Additionally, one of the insurers moved that if it had to produce such information, the plaintiff should be compelled to produce the same. The Court denied that motion, noting that an insured does not owe a quasi-fiduciary duty to its insurer and that Cedell is not a two-way street.

This ruling should serve as an important reminder to insurers and their counsel about the dangers of discovery in Washington following Cedell. For insurers to chip away at the scope of Cedell, they must take their discovery obligations seriously and lodge specific, well-supported objections in order to protect certain categories of privileged information. Insurers must not only be aware of Cedell, but also be aware that they will often have the burden of convincing the Court that an attorney/client communication or work product document should be protected from discovery. Specifically, insurers should be prepared to argue that the privileged information was not related to the evaluation of the claim, but rather for the specific purpose of rendering legal advice.
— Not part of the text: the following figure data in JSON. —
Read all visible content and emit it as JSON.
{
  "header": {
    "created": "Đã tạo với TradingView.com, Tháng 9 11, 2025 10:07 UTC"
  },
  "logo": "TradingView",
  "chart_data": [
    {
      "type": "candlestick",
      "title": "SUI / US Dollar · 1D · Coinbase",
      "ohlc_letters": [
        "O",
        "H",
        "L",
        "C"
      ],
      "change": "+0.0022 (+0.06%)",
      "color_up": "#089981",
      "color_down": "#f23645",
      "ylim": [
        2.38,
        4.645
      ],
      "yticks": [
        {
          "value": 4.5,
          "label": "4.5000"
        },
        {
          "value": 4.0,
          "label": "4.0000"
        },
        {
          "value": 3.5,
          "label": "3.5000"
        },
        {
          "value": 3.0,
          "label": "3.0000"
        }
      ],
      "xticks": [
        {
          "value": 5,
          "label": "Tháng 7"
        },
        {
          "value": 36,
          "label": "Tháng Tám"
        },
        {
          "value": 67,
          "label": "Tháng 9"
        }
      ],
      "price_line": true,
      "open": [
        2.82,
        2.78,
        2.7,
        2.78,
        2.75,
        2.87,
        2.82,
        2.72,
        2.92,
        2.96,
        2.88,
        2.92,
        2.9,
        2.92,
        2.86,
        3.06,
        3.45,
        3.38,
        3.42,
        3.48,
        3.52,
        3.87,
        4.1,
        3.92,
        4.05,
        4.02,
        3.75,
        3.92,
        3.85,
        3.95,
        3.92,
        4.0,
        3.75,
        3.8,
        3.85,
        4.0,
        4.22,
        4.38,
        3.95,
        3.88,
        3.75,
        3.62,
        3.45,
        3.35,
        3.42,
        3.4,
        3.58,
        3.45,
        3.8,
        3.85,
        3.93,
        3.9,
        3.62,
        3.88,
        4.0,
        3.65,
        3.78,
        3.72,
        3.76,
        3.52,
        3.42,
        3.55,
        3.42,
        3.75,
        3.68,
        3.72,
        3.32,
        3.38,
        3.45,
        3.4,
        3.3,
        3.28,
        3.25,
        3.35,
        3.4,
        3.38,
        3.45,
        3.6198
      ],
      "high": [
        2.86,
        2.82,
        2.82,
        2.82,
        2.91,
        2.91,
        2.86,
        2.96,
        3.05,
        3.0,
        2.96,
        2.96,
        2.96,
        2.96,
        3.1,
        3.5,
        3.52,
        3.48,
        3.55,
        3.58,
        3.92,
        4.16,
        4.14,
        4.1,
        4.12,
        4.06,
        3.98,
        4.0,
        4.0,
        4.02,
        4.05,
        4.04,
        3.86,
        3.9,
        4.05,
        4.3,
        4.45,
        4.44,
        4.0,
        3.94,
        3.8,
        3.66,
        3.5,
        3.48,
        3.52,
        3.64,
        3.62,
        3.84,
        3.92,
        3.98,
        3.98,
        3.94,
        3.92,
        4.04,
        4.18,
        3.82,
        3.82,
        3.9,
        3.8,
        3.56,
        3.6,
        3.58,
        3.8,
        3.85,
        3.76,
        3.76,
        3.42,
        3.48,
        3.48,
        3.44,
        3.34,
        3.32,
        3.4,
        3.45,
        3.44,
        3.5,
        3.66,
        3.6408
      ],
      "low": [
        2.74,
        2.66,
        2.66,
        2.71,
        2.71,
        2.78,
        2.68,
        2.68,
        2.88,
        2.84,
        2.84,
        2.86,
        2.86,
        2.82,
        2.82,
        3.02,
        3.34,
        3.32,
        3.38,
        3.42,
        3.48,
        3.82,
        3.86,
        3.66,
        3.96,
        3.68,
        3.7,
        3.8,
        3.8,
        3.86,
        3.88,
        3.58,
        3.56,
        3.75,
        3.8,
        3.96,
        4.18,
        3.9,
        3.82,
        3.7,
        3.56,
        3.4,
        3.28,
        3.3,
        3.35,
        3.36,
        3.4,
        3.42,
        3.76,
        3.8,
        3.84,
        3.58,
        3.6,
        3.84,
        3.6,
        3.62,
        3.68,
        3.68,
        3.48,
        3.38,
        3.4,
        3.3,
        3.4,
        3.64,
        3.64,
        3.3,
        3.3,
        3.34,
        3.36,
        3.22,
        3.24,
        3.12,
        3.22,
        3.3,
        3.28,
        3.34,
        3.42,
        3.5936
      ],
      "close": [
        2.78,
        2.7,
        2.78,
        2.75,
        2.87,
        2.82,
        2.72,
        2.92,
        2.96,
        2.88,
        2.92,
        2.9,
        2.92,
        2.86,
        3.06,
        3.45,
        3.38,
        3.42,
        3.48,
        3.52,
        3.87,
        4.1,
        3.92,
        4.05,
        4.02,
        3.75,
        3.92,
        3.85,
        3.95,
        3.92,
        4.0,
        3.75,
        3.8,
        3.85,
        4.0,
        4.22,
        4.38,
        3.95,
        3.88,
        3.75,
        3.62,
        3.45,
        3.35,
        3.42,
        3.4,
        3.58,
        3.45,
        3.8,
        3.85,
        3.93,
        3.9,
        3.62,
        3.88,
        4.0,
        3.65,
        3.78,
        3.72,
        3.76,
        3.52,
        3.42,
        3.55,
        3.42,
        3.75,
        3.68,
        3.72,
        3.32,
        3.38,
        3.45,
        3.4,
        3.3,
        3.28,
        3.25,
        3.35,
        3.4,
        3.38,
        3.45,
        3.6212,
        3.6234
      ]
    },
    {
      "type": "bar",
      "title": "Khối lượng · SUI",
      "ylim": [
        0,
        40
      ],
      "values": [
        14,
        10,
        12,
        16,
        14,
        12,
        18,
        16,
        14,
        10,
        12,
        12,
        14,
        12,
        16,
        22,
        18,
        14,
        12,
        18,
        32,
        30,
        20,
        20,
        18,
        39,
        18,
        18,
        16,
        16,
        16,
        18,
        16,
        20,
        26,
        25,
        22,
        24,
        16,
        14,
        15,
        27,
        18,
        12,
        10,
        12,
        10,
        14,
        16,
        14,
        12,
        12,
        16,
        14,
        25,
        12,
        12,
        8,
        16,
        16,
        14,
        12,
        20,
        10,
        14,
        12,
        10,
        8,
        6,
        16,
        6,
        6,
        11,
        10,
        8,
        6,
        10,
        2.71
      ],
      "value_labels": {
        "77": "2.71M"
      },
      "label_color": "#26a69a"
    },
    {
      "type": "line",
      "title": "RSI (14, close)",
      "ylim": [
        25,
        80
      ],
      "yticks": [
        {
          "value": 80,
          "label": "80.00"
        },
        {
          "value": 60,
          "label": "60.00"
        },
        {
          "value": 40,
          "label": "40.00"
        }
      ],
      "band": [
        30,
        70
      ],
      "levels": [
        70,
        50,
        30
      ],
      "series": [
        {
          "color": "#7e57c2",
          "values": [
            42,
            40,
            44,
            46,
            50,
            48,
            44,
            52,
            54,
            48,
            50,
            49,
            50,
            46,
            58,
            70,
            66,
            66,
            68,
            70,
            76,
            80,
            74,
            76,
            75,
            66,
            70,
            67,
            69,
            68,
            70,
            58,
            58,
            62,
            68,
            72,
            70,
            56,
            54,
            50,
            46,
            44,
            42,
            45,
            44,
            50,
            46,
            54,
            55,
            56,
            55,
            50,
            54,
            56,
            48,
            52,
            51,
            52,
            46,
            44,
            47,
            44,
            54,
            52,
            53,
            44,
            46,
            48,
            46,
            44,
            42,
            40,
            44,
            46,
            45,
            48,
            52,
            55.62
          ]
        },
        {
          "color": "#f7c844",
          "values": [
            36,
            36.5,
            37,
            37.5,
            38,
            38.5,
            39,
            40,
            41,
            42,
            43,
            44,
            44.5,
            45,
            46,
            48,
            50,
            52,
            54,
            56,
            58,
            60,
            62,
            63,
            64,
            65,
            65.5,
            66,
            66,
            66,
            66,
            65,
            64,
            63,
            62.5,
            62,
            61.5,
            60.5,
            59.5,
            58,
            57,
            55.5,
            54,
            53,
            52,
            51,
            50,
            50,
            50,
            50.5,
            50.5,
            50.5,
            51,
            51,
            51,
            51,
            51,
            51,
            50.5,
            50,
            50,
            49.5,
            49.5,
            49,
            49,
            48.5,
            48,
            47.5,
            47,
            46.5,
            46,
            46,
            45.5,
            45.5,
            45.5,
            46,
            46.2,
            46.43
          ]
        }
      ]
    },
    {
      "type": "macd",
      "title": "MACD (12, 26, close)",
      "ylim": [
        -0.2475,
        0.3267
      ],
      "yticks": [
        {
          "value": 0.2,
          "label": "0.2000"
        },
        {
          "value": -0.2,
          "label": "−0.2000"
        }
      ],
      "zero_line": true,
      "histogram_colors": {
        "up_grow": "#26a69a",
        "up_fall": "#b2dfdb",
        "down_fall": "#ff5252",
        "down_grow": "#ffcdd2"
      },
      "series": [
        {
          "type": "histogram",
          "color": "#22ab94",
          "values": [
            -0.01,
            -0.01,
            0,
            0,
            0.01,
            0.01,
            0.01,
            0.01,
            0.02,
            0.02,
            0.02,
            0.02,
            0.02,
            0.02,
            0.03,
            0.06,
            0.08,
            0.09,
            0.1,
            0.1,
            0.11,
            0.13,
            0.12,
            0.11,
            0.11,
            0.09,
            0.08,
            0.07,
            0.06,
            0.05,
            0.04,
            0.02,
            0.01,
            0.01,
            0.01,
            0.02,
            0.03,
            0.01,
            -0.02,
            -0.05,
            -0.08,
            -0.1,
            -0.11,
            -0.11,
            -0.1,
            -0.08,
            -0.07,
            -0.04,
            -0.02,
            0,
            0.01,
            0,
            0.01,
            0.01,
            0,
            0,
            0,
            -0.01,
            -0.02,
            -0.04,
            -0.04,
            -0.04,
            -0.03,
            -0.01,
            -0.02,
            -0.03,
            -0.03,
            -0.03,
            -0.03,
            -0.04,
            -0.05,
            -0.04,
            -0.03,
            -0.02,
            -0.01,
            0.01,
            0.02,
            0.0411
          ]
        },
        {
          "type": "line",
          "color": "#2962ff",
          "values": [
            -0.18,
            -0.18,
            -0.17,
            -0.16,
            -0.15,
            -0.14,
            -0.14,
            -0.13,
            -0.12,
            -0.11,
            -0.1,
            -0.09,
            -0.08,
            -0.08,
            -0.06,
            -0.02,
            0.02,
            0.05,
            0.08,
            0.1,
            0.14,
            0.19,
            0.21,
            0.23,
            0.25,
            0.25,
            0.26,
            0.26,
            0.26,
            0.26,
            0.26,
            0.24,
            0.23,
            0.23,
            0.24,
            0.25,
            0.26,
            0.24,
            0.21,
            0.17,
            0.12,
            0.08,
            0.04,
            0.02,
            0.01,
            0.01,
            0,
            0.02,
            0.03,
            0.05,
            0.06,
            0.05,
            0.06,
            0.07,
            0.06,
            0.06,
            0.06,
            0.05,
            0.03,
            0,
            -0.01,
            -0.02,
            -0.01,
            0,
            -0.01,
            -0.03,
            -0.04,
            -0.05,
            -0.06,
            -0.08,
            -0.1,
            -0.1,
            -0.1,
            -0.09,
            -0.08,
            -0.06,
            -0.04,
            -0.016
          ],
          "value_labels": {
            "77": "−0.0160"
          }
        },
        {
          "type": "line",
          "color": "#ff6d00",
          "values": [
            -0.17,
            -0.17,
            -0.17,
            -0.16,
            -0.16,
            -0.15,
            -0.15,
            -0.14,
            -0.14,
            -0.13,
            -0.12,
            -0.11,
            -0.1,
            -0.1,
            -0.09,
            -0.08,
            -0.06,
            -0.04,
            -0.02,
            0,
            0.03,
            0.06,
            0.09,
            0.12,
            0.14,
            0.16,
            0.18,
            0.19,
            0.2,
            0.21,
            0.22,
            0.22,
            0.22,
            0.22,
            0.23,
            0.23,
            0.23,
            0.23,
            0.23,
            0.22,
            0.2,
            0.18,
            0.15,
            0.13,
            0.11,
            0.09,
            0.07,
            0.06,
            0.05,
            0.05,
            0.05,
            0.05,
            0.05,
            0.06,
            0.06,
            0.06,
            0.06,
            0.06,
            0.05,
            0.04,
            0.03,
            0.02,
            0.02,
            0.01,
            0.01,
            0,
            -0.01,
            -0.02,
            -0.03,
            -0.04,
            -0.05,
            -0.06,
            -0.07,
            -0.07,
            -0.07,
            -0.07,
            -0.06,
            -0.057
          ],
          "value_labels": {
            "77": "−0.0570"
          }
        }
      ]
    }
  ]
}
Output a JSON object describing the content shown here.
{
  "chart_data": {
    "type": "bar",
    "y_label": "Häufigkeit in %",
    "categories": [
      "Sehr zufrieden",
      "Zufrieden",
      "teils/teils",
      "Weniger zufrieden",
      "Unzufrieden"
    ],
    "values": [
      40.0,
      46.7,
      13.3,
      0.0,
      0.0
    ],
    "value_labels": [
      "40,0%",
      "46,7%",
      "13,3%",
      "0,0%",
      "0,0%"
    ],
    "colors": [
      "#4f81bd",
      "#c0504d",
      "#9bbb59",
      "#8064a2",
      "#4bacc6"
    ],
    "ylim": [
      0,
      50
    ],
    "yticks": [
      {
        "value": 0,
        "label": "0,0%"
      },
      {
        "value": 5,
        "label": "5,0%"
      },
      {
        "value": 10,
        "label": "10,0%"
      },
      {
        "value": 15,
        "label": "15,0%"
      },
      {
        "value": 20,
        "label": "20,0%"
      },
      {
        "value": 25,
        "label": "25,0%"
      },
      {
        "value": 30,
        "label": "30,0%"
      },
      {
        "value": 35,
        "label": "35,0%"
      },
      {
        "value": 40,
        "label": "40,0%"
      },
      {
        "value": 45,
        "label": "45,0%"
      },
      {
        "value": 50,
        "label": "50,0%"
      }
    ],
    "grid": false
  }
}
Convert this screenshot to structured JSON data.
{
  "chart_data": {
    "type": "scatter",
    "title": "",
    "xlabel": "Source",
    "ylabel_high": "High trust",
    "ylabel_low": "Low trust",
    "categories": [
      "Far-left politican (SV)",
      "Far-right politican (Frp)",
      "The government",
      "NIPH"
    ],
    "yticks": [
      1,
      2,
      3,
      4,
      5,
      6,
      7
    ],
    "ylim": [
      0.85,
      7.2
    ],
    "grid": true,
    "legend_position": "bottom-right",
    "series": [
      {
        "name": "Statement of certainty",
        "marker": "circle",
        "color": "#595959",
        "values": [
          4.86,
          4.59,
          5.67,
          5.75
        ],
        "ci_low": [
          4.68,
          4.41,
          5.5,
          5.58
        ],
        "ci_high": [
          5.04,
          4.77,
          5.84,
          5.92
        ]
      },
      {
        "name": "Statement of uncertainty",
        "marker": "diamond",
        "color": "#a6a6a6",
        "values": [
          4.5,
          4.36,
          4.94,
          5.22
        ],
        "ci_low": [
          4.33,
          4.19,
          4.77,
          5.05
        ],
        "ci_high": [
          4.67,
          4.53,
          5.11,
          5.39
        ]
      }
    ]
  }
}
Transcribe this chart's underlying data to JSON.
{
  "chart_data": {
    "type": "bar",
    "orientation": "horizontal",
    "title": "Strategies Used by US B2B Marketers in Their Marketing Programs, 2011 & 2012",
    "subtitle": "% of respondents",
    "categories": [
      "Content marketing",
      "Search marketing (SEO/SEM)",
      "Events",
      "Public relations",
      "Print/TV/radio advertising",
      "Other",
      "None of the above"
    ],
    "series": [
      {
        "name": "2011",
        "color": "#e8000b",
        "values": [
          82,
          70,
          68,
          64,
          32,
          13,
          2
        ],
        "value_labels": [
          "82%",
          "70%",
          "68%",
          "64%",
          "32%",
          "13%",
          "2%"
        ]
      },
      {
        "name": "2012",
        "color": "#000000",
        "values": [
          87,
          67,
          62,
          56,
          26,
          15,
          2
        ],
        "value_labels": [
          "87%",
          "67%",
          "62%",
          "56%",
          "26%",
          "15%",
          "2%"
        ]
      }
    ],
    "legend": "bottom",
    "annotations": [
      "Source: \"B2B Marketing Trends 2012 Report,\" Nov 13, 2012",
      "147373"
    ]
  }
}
What is certainly clear is that an insurer cannot make a blanket assertion that documents are protected and expect the Court to review the documents in camera, which appears to have happened in this case. An insurer should instead be prepared to address each document individually and explain why it is not related to the evaluation of the insured’s claim. Finally, when a claim has been pending and litigation is commenced, the file should always be split so that a new litigation file is created and claim evaluation materials are kept separate from litigation materials.